Токарь видом походил на доброго дядюшку со всепрощающими глазами. Лицо крупное, волосы редкие, лоб большой, с морщинами, фигура, хоть и не богатырская, да осанистая. Но самым главным в его теле, конечно, были руки. Именно ими сидевший перед ним на деревянном желтом стуле с потертой обивкой подследственный зарабатывал себе на жизнь. В них сосредоточил все свои знания, навыки и сноровку.

Звали его тоже по-простому: Иван Воронин. Да и отчество было такое, что не подкопаешься, Сергеевич. Вадим глядел на Ивана Сергеевича Воронина и думал, каким это таким макаром прилепили на тебя эти грозные три буквы «КРД»? Контрреволюционная деятельность. Хорошо еще без «Т». Тогда, вообще, пиши пропало. За троцкизм по головке не гладили, эта буквочка прямиком вела на самые тяжелые работы в лагерях, откуда возврата практически не было. Вождь мирового пролетариата противоречил сам себе.
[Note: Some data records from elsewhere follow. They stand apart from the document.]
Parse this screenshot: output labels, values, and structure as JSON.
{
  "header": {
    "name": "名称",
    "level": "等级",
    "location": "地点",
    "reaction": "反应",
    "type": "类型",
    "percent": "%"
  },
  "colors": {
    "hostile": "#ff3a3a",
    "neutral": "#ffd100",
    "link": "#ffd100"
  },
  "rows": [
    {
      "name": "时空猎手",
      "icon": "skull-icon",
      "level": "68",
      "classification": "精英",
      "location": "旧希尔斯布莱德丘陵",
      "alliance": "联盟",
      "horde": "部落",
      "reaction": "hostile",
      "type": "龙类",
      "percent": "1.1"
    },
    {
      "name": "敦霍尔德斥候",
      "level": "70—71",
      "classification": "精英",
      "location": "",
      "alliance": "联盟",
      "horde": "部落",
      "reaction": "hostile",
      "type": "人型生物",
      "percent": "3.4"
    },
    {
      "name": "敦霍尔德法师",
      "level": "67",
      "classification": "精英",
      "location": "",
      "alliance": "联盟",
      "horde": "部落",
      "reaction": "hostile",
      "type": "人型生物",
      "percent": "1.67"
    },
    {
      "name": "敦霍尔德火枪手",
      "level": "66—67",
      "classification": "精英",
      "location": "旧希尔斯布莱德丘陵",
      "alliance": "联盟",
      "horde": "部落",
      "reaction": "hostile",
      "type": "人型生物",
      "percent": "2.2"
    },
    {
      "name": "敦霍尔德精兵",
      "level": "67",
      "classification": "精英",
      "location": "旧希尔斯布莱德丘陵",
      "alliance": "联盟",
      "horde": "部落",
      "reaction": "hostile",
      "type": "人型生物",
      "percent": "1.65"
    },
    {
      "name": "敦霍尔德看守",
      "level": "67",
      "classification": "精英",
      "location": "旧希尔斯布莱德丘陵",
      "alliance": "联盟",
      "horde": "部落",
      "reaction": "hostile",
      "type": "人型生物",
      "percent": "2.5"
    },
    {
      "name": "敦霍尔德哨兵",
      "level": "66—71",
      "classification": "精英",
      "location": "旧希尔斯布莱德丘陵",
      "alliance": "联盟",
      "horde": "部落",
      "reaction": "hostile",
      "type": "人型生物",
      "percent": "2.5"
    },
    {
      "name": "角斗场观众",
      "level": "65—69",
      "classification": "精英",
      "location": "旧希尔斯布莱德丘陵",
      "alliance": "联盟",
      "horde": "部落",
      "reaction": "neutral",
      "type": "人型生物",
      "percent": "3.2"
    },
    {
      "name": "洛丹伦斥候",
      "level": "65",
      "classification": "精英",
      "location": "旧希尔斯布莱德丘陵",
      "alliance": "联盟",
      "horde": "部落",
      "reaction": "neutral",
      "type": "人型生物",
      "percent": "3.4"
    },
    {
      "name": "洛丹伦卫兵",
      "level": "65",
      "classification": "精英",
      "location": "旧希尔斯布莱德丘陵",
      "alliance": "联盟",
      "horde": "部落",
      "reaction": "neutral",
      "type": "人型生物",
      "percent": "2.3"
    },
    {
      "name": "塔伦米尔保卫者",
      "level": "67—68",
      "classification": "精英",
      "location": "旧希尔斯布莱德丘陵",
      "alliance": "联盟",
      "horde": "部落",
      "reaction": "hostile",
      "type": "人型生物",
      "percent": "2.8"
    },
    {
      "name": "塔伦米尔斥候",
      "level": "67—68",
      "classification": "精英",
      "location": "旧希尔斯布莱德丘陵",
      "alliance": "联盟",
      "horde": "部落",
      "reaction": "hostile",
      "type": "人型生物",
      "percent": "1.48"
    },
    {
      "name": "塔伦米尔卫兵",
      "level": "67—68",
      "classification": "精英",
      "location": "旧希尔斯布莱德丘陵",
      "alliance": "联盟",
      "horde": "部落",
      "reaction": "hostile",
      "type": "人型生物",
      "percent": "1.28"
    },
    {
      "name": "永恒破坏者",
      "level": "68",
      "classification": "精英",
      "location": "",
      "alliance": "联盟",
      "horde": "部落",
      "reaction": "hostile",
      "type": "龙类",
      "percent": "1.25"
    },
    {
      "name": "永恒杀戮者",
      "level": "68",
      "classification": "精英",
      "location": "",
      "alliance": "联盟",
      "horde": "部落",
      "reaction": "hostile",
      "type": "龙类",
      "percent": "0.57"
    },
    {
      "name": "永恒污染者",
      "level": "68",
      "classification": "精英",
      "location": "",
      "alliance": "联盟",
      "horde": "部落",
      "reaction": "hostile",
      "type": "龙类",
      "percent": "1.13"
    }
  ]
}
То заявит, что сын за отца не отвечает, то, наоборот, провозгласит: «Мы не только уничтожим всех врагов, но и семьи их уничтожим, весь их род до последнего колена».

Так что не долго думал Вадим Рогов, заглянул в папочку, а на второй же странице и ответ сыскал. Имелся у Ивана Сергеевича сын, шедший как раз по аббревиатуре «КТРД». Ну, понятно, вполне возможно и изменник Родины, тем более, жена у него латышка, а тут соседка бдительность проявляет. Мол, возмущался прилюдно этот самый Иван Сергеевич, критиковал власть нашу советскую, так что, вполне возможно, не только сын, а и евонный папаша никто иной, как агент латвийской разведки.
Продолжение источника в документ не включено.